The gift that goes awry
State report shows charities get small percent of donations
Generosity is a positive feature of the American spirit. It is the one palpable thing we can feel good about in this season of reflection and self-evaluation. I even know a man in Scotia who gives small quantities of money to more than 30 charities. It neither comes out of a large family trust fund, nor does he do it for a tax break.
Such individuals donate anonymously from a genuine sense of public spiritedness. This generous friend tries to ensure that his donations go to responsible charities. He performs some basic research about charitable organizations. It is not surprising that he finds many worthy organizations among the least-publicized ones. Many of the best on the local level operate without hiring telemarketers.
Every year The Christian Science Monitor publishes its list of the top national charities. It is a way of helping its readers distinguish between the real and the counterfeit charities. The 50 largest U.S. charities are ranked by total income. Information about total income, the percentage of total expenses spent on programs, and the salary and the benefits of the highest paid official are provided in a straightforward way. Included for each charity are ratings from three reputable watchdog agencies.
Among the top 50 national charities, fully 33 of them pay their top administrators more than $400,000 per year in compensation.
The listed salaries are enough to make the Madonna herself blink twice.
On the regional level, individuals can easily find information about what portion of their contributions actually goes to specific charities. On Dec. 21, the state Attorney General’s Office released “Pennies for Charity,” which is the annual report on telemarketing in New York state. Thirty-eight telemarketing campaigns in the Capital Region are included.
The results are a sobering indictment of public exploitation by telemarketing businesses. The report indicates that, on average, only 39.89 percent of public contributions ends up going to the charities themselves.
Locally, the report reveals that only $6,826 out of the $22,755 raised in the campaign for the Schenectady County Sheriff’s Benevolent Association went to the charity.
The Saratoga County Sheriff’s PBA did slightly better. It received 45 percent of the $37,000 raised in donations. Other revelations in the report document the fact that WMHT received 66.68 percent of $102,435. The Hunger Action Network of New York State in the Capital Region received only 55 percent of the $149,000 raised in its name. Furthermore, the New York State Troopers Benefit Fund in our area received only $109,000 out of the $409,000 raised in its name.

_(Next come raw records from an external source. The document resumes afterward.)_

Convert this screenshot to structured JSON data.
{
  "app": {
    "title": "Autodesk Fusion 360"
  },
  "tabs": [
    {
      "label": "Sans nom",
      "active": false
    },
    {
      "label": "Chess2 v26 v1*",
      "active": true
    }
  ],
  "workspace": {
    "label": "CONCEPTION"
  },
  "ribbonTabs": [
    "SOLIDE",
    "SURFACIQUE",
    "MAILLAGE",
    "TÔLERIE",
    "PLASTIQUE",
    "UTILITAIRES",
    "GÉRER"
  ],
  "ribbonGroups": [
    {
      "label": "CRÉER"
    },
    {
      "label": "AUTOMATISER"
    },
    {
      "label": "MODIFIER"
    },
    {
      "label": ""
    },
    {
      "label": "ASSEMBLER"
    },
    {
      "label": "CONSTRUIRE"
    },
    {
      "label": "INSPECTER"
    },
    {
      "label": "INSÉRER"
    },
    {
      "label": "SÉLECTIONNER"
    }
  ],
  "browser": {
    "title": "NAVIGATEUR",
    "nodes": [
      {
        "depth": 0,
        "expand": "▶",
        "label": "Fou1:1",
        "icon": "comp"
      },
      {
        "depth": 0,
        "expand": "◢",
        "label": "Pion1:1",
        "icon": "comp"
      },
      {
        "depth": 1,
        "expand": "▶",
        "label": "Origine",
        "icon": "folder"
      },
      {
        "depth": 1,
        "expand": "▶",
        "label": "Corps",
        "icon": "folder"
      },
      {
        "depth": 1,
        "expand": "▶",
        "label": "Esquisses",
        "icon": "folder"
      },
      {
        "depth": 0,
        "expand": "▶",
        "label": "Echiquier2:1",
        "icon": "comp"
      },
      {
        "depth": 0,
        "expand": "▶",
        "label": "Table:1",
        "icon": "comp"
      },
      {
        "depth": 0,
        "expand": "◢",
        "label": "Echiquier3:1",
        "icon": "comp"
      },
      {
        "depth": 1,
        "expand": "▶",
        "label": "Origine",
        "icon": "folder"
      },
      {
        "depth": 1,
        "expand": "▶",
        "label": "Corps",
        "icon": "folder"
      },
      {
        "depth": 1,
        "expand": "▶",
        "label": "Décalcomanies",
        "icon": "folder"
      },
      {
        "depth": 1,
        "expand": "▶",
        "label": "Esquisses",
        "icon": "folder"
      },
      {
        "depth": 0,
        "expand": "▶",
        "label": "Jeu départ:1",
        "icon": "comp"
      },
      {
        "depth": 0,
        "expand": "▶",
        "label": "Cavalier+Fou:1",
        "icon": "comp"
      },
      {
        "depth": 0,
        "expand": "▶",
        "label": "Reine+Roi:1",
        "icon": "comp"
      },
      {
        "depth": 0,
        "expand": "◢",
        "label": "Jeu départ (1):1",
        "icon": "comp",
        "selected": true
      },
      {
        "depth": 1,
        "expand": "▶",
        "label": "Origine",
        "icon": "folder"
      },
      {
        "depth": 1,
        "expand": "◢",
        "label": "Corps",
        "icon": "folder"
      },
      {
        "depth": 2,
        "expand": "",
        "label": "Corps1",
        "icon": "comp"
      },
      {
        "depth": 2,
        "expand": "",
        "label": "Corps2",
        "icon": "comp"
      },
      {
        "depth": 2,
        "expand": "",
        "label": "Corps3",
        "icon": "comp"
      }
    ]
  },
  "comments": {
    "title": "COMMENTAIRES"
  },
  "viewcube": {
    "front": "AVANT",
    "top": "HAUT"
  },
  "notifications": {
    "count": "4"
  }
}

Some of this information makes one wonder about the leaders in these organizations who would actually sign contracts with telemarketers that are so obviously against the interests of charity donors.
I suggest two general guidelines to help separate the worthy charity from the less worthy.
First, if a charity solicits for a contribution over the telephone, it immediately disqualifies itself. A telephone call usually means a charity has cut a special deal with a marketing organization.
Second, if a charity sends more than one mail solicitation per year, this is evidence that it is spending too many of its resources on marketing operations at the expense of its programs.
Moreover, a “free gift,” such as a coin prominently displayed in a mailing envelope, or a picture of a cuddly animal, also disqualifies a charity for a contribution because it is evidence that the charity is treating potential donors as targets to be obligated or to be emotionally manipulated.
Far and away the most deserving charities most often prove to be the local ones that refuse to use telemarketers. These are often the ones that operate with the least publicity.
My friend in Scotia has a list of worthy local charities. It includes Mountain Valley Hospice, which operates in the Fulton, Montgomery and Hamilton county area. Schoharie Recovery, Inc. also impresses with its intelligent use of its limited resources. Not to be forgotten by prudent donors is the non-profit WAMC Northeast Public Radio in Albany, which does excellent regional public service work.
Although it really isn’t a charity, WAMC also organizes donation campaigns whenever a pressing human need arises. These three seem to be particularly worthy local organizations. None of them show up as employing telemarketers in the attorney general’s report.
The best compromise agreement on the national level would be to end the charitable tax deduction for all charities that use less than 85 percent of their income directly on their programs. Such a change would cripple exploitative telemarketing companies.
Another wise and reasonable idea is to end the charitable tax deduction for donors to any non-profit paying any of its administrative officials more than — let’s say — $150,000 per year.
These two provisions in the tax law would eliminate some of the incentive for self-dealing among the leadership cliques running charities. Both these provisions might also help untangle the distinction between true and counterfeit charity as well as re-emphasize the important civic idea that true charity is public service rooted in a spirit of kindness.
In any case, an across-the-board elimination of the charitable tax deduction would be a grave blow to true charity work. For now, as almost always, it is best to invest one’s generosity in the reputable smaller local charities that don’t use telemarketers. Good ones still can be found.
L.D. Davidson lives in Amsterdam and is a regular contributor to the Sunday Opinion section.